With scientists at their elbow, they will check it against the underlying report and, if the past is any guide, attempt to blunt conclusions deemed inconvenient by their governments.

"Some countries, such as Saudi Arabia, have threatened to be obstructionist," said one of the report's authors.

China is said to have reservations on the chapters outlining policy options, concerned that some of the measures outlined may be too ambitious.

But the joker in the pack is the United States, several delates and observers noted.

"This is the first report coming up for approval since the Trump administration took office," said Michael Oppenheimer, a professor of geosciences and international affairs at Princeton University, and an IPCC author on a another report-in-progress.

"That's a real wild card."

US a 'wild card'

There are few clues as to what the United States might say or do in Incheon, which has left a lot of people nervous.

"The US could, as they have in the past, support the science," said one contributing author.

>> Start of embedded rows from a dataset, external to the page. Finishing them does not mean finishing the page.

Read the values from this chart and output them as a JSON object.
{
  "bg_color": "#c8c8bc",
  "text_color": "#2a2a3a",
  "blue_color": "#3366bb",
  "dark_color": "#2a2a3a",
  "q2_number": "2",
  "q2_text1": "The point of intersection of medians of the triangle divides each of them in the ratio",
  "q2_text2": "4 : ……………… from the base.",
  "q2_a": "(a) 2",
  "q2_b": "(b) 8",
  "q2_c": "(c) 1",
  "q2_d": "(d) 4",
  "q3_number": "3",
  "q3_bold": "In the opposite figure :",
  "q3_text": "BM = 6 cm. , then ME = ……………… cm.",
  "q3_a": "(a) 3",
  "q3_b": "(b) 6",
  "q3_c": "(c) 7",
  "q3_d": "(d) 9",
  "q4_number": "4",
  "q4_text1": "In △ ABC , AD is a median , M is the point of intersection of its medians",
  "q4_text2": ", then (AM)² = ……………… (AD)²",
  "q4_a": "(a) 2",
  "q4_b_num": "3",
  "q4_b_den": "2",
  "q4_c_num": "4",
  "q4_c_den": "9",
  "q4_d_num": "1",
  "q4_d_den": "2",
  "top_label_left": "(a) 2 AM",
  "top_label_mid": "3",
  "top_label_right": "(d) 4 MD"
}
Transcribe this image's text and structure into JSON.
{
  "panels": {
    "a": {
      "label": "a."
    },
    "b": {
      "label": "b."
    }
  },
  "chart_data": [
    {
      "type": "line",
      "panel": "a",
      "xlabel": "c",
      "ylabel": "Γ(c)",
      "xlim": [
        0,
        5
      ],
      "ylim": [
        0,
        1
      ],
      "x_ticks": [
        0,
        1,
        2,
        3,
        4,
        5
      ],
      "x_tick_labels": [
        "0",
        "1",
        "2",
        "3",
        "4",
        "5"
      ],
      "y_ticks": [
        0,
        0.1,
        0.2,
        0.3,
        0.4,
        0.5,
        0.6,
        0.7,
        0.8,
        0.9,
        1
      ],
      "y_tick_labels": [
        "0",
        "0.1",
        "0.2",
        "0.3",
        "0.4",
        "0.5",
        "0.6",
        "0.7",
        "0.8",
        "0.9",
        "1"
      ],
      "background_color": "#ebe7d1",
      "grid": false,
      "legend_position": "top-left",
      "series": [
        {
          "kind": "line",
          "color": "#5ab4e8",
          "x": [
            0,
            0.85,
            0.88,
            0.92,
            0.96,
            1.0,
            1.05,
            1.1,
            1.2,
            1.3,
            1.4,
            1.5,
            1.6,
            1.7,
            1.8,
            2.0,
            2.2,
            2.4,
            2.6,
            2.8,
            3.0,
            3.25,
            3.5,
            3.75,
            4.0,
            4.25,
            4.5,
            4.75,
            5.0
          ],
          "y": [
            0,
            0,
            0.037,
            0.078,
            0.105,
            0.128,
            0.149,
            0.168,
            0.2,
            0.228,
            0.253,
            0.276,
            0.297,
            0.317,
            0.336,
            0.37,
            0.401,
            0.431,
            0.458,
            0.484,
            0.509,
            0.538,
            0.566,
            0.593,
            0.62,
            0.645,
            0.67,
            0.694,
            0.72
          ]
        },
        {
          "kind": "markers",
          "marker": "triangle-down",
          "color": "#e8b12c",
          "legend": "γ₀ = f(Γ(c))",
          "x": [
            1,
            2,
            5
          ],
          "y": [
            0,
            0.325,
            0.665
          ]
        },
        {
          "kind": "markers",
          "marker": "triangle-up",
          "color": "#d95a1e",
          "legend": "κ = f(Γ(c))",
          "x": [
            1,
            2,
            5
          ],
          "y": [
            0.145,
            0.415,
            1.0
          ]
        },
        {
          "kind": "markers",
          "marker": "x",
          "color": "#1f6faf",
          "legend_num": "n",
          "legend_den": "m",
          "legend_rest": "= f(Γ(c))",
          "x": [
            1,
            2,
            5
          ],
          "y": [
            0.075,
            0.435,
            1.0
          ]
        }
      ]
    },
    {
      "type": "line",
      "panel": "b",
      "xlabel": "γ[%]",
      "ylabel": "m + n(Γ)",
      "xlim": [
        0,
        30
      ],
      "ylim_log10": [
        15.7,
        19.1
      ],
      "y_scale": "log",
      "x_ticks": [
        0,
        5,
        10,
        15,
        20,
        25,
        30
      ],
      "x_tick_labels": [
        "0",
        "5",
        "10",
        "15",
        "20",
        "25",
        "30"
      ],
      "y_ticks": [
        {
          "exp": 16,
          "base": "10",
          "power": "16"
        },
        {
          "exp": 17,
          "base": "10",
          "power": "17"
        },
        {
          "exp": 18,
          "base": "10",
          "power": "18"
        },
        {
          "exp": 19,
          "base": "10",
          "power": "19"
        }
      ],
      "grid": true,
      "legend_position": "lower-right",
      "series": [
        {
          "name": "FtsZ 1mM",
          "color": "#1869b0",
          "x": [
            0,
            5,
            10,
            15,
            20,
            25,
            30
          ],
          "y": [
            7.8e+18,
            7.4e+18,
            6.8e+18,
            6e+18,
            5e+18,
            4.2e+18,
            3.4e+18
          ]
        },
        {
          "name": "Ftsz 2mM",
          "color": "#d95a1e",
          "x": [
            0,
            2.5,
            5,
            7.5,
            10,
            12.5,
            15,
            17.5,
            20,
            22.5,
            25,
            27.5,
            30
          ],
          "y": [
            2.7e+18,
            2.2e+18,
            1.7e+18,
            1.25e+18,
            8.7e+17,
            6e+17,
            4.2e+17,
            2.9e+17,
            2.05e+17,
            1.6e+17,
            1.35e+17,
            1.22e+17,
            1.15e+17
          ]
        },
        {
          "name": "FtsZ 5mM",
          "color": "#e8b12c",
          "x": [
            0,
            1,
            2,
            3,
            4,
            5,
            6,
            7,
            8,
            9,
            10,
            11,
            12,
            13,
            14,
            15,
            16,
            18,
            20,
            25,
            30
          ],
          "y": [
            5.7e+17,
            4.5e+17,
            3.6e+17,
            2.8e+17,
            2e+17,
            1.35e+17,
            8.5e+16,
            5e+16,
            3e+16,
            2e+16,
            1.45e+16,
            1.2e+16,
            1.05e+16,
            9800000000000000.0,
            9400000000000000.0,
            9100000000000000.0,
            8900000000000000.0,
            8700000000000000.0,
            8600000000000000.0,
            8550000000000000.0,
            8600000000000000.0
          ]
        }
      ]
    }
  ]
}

"Or they could become obstructionist -- maybe Fox News will decide to shine a spotlight on the meeting."

A State Department spokesperson confirmed to AFP that veteran climate diplomat Trigg Talley will head the US delegation, a development one veteran IPCC author described as "reassuring."

"Never in the history of the IPCC has there been a report that is so politically charged," said Henri Waisman, a senior researcher at the Institute for Sustainable Development and International Relations, and one of the report's 86 authors.

Governments looking for a straightforward answer to the question of whether the 1.5C target can be reached are likely to be disappointed, he added.

"The report isn't going to simply say 'yes' or 'no'," he told AFP.

"Our goal was to put as much information as possible into the hands of policy makers so they can step up to their responsibilities."

Many scientists say the goal is feasible on paper, but would require political will and economic transformations that are not on the near-term horizon.

"In my view, 1.5C stabilisation is extremely difficult if not impossible at this point, while 2C stabilisation is an uphill challenge but doable," Michael Mann, director of the Earth System Science Center at Pennsylvania State University, told AFP.